“You must go,” he said as faint wisps of snow danced against the windowpanes. “It’s February, and there is no better time for a young lady to remember how young she is.”
“But I am not young,” she said calmly.
“Nonsense! Why, when your mother and I were your age—” He stopped abruptly, his face darkening with the memory. His wife, Evelyn’s mother, had passed away eighteen years ago when Evelyn had been a mere girl of nineteen. Just as she had begun her first Season.
That, she often thought, had been the beginning of the end. Her father fell into a decline, mourning the life of the woman he had loved beyond all else, and Evelyn had discovered with devastating clarity how little she resembled the other young ladies of theton. She had not the gift of easy conversation, or of smiling until her cheeks hurt, even when the cause was inane. She could not flatter a gentleman’s ego in the ways Charles had once told her a gentleman required. And she was distressingly blunt.These qualities together made her an outcast. Ladies looked down on her for not following the same unknowable social codes, and gentlemen were disinterested in a lady who would not flirt, flatter, and pretend to be ignorant of their true characters.
“Really, Papa,” she said, drawing his rug up his legs, though they both sat suffocatingly near the fire. “A rout holds no appeal. I should be far happier spending the evening at home with you.”
He fixed her with pale blue eyes, watery yet filled with fire. “You spend too many nights with me.”
“Where else should I spend them?”
“Having fun.”
“That is not my idea of fun.”
“Charles will be there. That boy always looks after you.”
A prickle of anticipation ran through Evelyn at the thought of Charles. The way he had kissed—or at least, she supposed it must have been a kiss—the curve of her neck before stepping back and informing her that she must be discomforted. An unreasonable supposition when she did not, herself, know what she was. And, unusually for him, he had not given her the opportunity to sort through her feelings.
Ordinarily, she disliked someone touching her without prior warning, but with Charles, she had always felt comfortable and safe with the way he had held her hands. They had always been perhaps more free with one another than they ought.
The way he had touched her the previous evening had been a surprise.

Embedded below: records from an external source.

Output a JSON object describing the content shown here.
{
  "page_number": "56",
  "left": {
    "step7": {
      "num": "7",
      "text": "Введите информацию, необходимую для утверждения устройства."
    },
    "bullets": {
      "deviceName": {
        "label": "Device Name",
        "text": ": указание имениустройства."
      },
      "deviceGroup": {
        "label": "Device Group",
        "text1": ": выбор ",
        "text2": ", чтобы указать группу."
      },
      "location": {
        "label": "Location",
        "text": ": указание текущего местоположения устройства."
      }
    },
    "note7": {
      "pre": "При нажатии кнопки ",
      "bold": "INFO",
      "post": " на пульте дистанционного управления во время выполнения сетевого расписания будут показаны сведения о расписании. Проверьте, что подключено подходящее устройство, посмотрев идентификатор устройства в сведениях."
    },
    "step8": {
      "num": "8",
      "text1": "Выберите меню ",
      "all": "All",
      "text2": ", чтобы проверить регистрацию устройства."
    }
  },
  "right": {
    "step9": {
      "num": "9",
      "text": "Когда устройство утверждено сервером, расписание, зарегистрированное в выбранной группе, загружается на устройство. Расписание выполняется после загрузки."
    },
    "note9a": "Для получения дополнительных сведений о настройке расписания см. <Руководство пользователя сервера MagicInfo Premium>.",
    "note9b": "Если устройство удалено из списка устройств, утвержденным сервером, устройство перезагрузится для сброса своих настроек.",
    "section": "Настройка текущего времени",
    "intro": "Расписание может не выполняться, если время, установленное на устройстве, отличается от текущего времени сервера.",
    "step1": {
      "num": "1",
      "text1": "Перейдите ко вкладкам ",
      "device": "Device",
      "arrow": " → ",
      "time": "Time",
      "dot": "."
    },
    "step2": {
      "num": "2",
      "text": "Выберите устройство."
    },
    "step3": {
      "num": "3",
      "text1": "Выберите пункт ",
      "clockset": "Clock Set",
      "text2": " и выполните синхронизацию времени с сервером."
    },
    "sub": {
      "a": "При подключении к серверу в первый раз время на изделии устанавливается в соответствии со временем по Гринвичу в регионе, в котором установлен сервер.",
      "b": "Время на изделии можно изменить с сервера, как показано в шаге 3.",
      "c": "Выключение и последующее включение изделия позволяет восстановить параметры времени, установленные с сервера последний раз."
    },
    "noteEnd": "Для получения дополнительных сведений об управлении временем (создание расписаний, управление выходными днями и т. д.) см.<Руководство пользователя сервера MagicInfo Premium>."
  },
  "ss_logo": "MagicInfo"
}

No, a shock might be a better term for it. And yet, it had not been unwelcome, necessarily. She had just required time to adjust.
Something Charles, who knew her at times better than she knew herself, must have been aware of.
“Charles has no obligation towards me,” she said.
“Nonsense.” Her father glowered at the fire. “He has always been good to you. And his father, you know, would not stand for his son to slight you, not when the duchess and your mother were such good friends. You may be sure Charles will look after you.”
“He has other obligations.” Plus, she didn’t know how things would be between them after her request—and his refusal. When they did meet again, she would rather it not be in public.
“What could be more important than you, pray?”
“Papa.”
“I mean it.”
“Well, he is going to marry, you know. Lady Rosamund.” Who would, no doubt, be there, too. Her stomach turned over again at the thought.
“Bah.”
Seeing further conversation on the matter was fruitless, Evelyn rang for tea.
Unfortunately for her, her father did not have the same reticence.
“I won’t hear of you staying home,” he said as she poured the tea through the strainer and into two cups. “You must go out. I insist on it.”
And that was how Evelyn, the next night, found herself in the middle of Mrs Clarence’s drawing room, listening to a girl of eighteen playing the harp and trying not to wince at the poor intonation. Someone ought to teach the girl how to listen for flat notes—but then again, not everyone had been born with an ear that could detect such things. Fortunately for the girl, the majority of her audience also seemed oblivious.
Evelyn pressed two fingers against her temples. Why the expected mode was to ignore something that caused her positive grief, she didn’t know. And yet it was. When the girl finished, she would be expected to clap and smile and lie through her teeth.
Then, later, the matriarchs of the room—those who noticed—would dissect the poor girl’s failings. It was a distinct cruelty, and one in which Evelyn steadfastly refused to partake. If she had a criticism, she would much rather direct it to the person in question.
“I recognise that face.” Charles slid into the chair beside her. “You are thinking again, and about a subject that displeases you.”
Evelyn jumped slightly, almost dislodging the teacup she had placed on her lap. The liquid sloshed, and she rested a hand on her racing heart. “You scared me.”